Wednesday, November 2, 2011


Some days it seems like an awfully long time ago that I was nearly a teenager.

There are things I remember well.  Boys I liked, a heart broken and broken again, internal tensions and battles as I struggled to figure out who to align myself with, and who I was.

I felt things deeply then, just as I do now.
(And for the record, I'm still trying to figure out who I am.)

One thing I do remember is the mirror which hung above the dresser in my bedroom.
I spent hours looking into that mirror.
Studying my reflection and imperfection.
Brushing my hair again and again and again... it just never looked right.
Studying my side profile to see if my nose was as crooked as I thought it was.
Staring at my freckled arms and chest and wondering why I couldn't just have skin like everybody else.
Turning to the side to catch a glimpse of my profile - wanting to be thinner, even though I was thinner than most.  It just wasn't enough.

When I was in grade seven I started wearing make-up.
The mirror took on a new fascination.
I could look to critique - but now I could do something about it.
I was no longer powerless.

Concealer.  Cover-up.  Powder.
Seek and destroy the imperfection.
Chase the ugliness away.

This all comes back to me now as I see Hannah's reflection in her mirror.
She's nearly 12 now.  On the cusp of her own venture into adolescence.
And don't I know it.

I know it from the stomps and slams.
The tears in one moment followed by laughter in the next.
The closed door.
The harsh words followed by "I don't know why I just said that".

Most of all I know if from the mirror.
She is becoming more familiar with that reflection all of the time.
She lingers there - in the morning.  Her hair must be right.  Her accessories perfect.  Her clothes fit.
She lingers there - in the afternoon.  "Do I still look ok?"
She lingers there - in the evening.  Washing her face, drying and brushing her washed hair.
One more look before bed.

And I say, "You're beautiful."
                 "You're perfect."
                 "Your hair is shiny and smooth."

But my accolades are not the ones she is looking for.
She is looking for the ones from the reflection she sees in the mirror.

This struck me, the other morning, as I was getting ready for my day.
I rolled out of bed.  Walked to the bathroom.  Washed my face and studied my reflection.
Dark lines under my eyes.  Wrinkles and lines where laughter and scowls have taken up residence.
Pimples and scars, freckles and birthmarks.
Long hair with roots and split ends.
Signs of age and life.

I dried my face.
Threw my hair into a ponytail.
I didn't even reach for my make-up.
I usually don't, you know.

Most days I've made peace with my reflection.
What you see is what you get.
I don't want to hide.

But some days I still do.
I want to cover up the rough spots and create something better than what I see.
That voice in the mirror from my adolescence still visits me.

I can't quiet the voice for Hannah.
She has to make peace for herself.
I can only show her my face as it is.  Weathered.  Tired.  Living.  Living.  Living.
Not hiding or concealed.  Covered up or powdered over.

In living she will make her peace.


  1. Great words....I needed to hear this.

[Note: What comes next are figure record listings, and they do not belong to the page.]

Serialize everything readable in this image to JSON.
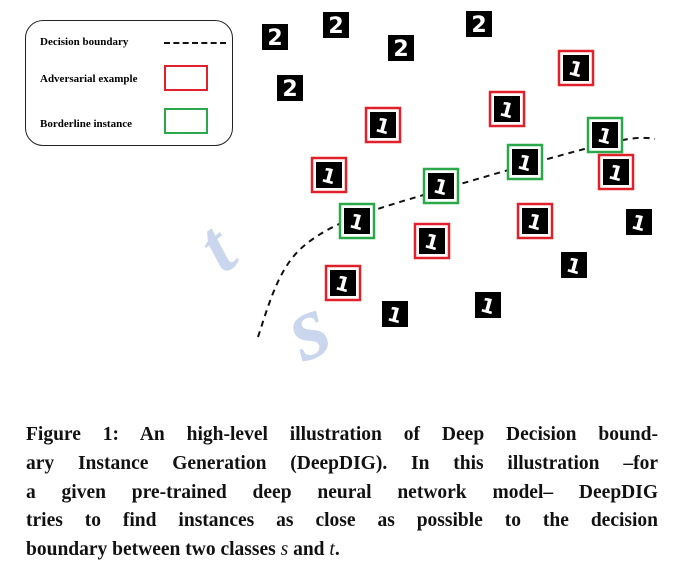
{
  "legend": {
    "boundary_label": "Decision boundary",
    "adversarial_label": "Adversarial  example",
    "borderline_label": "Borderline instance"
  },
  "class_labels": {
    "s": "s",
    "t": "t"
  },
  "digits": [
    {
      "glyph": "2",
      "kind": "plain"
    },
    {
      "glyph": "2",
      "kind": "plain"
    },
    {
      "glyph": "2",
      "kind": "plain"
    },
    {
      "glyph": "2",
      "kind": "plain"
    },
    {
      "glyph": "2",
      "kind": "plain"
    },
    {
      "glyph": "1",
      "kind": "adversarial"
    },
    {
      "glyph": "1",
      "kind": "adversarial"
    },
    {
      "glyph": "1",
      "kind": "adversarial"
    },
    {
      "glyph": "1",
      "kind": "adversarial"
    },
    {
      "glyph": "1",
      "kind": "adversarial"
    },
    {
      "glyph": "1",
      "kind": "adversarial"
    },
    {
      "glyph": "1",
      "kind": "adversarial"
    },
    {
      "glyph": "1",
      "kind": "adversarial"
    },
    {
      "glyph": "1",
      "kind": "borderline"
    },
    {
      "glyph": "1",
      "kind": "borderline"
    },
    {
      "glyph": "1",
      "kind": "borderline"
    },
    {
      "glyph": "1",
      "kind": "borderline"
    },
    {
      "glyph": "1",
      "kind": "plain"
    },
    {
      "glyph": "1",
      "kind": "plain"
    },
    {
      "glyph": "1",
      "kind": "plain"
    },
    {
      "glyph": "1",
      "kind": "plain"
    }
  ],
  "colors": {
    "adversarial": "#e0202a",
    "borderline": "#2aa84a",
    "class_label": "#c9d6ee",
    "tile": "#000000"
  },
  "caption": {
    "lines": [
      "Figure 1: An high-level illustration of Deep Decision bound-",
      "ary Instance Generation (DeepDIG). In this illustration –for",
      "a given pre-trained deep neural network model– DeepDIG",
      "tries to find instances as close as possible to the decision"
    ],
    "last_line_prefix": "boundary between two classes ",
    "last_line_s": "s",
    "last_line_mid": " and ",
    "last_line_t": "t",
    "last_line_suffix": "."
  }
}
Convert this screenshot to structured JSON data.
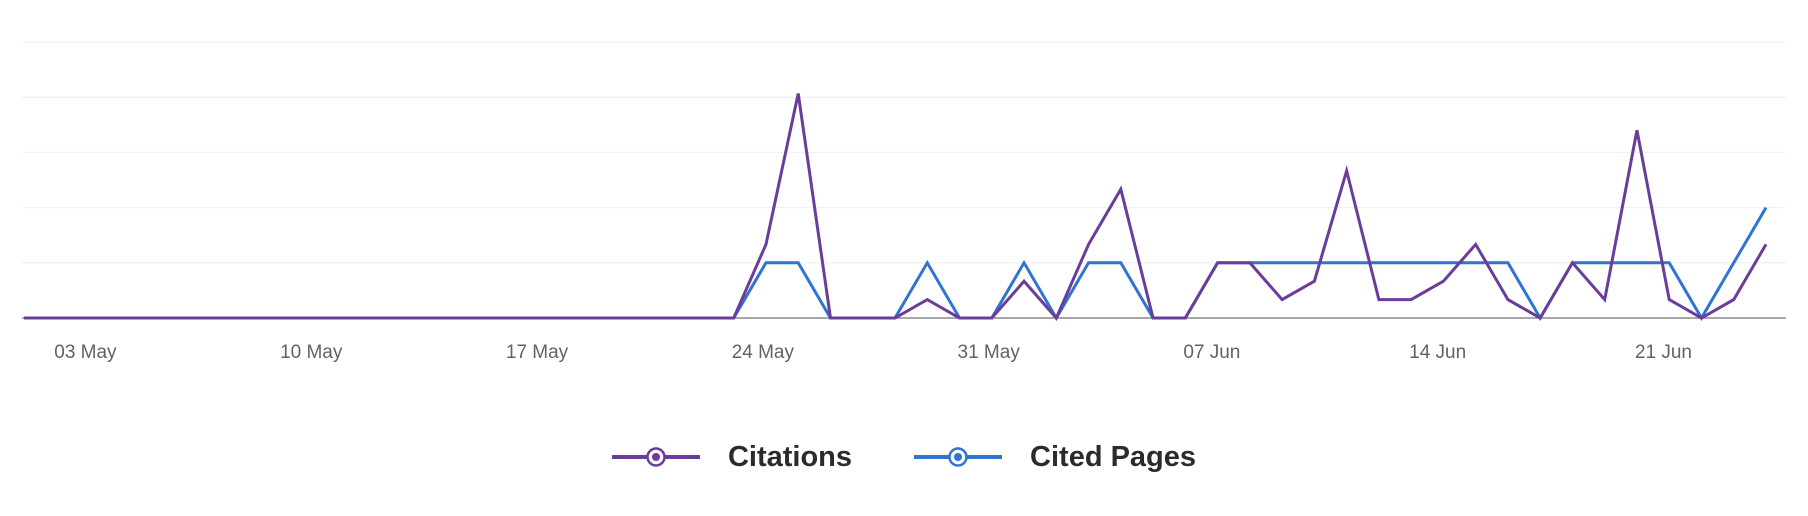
{
  "chart_data": {
    "type": "line",
    "x": [
      "02 May",
      "03 May",
      "04 May",
      "05 May",
      "06 May",
      "07 May",
      "08 May",
      "09 May",
      "10 May",
      "11 May",
      "12 May",
      "13 May",
      "14 May",
      "15 May",
      "16 May",
      "17 May",
      "18 May",
      "19 May",
      "20 May",
      "21 May",
      "22 May",
      "23 May",
      "24 May",
      "25 May",
      "26 May",
      "27 May",
      "28 May",
      "29 May",
      "30 May",
      "31 May",
      "01 Jun",
      "02 Jun",
      "03 Jun",
      "04 Jun",
      "05 Jun",
      "06 Jun",
      "07 Jun",
      "08 Jun",
      "09 Jun",
      "10 Jun",
      "11 Jun",
      "12 Jun",
      "13 Jun",
      "14 Jun",
      "15 Jun",
      "16 Jun",
      "17 Jun",
      "18 Jun",
      "19 Jun",
      "20 Jun",
      "21 Jun",
      "22 Jun",
      "23 Jun",
      "24 Jun",
      "25 Jun"
    ],
    "x_tick_labels": [
      "03 May",
      "10 May",
      "17 May",
      "24 May",
      "31 May",
      "07 Jun",
      "14 Jun",
      "21 Jun"
    ],
    "series": [
      {
        "name": "Citations",
        "color": "#6a3d9a",
        "values": [
          0,
          0,
          0,
          0,
          0,
          0,
          0,
          0,
          0,
          0,
          0,
          0,
          0,
          0,
          0,
          0,
          0,
          0,
          0,
          0,
          0,
          0,
          0,
          4,
          12.2,
          0,
          0,
          0,
          1,
          0,
          0,
          2,
          0,
          4,
          7,
          0,
          0,
          3,
          3,
          1,
          2,
          8,
          1,
          1,
          2,
          4,
          1,
          0,
          3,
          1,
          10.2,
          1,
          0,
          1,
          4
        ]
      },
      {
        "name": "Cited Pages",
        "color": "#2f74d0",
        "values": [
          0,
          0,
          0,
          0,
          0,
          0,
          0,
          0,
          0,
          0,
          0,
          0,
          0,
          0,
          0,
          0,
          0,
          0,
          0,
          0,
          0,
          0,
          0,
          3,
          3,
          0,
          0,
          0,
          3,
          0,
          0,
          3,
          0,
          3,
          3,
          0,
          0,
          3,
          3,
          3,
          3,
          3,
          3,
          3,
          3,
          3,
          3,
          0,
          3,
          3,
          3,
          3,
          0,
          3,
          6
        ]
      }
    ],
    "ylim": [
      0,
      15
    ],
    "y_gridlines": [
      0,
      3,
      6,
      9,
      12,
      15
    ],
    "grid": true,
    "legend_position": "bottom-center"
  }
}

I spent many hours in front of my mirror as a teen, still do...ugh...keep up the positive words and she will never forget them!

  2. dampened eyes- such a beautiful expose on the truth of it all- no longer controlled by our obsessions, but certainly visited by them. And for some of us, the welcome has entirely worn off. It's embarrassing to me at times that my daughters appear to be more evolved in this than I am at 44. I am grateful for this- insanely grateful. But I wonder if I am wrong, and they struggle unbeknownst to me. I now not only worry about myself- (Will I ever grow up? will I ever change the punishing voices in my head? Will I ever......) and now worry about my daughters and their daughters and hope I've done all right by them. At least they have the pluck to tell me to smarten up when my mouth bleeds out the dysfunctions of my mind. And so I apologize. But worry.
    Thanks Karla. This took some guts, and I hear and love and admire your heart.

  3. resonates with me too. must be scary, painful, incredible, breath-taking, and lovey (all wrapped up into one..)to see your daughter grow into woman-hood. keep telling her she's perfect and beautiful...even if she doesn't rely on you for her acceptance of herself. without your words, your actions, she'd be clinging to that mirror even more.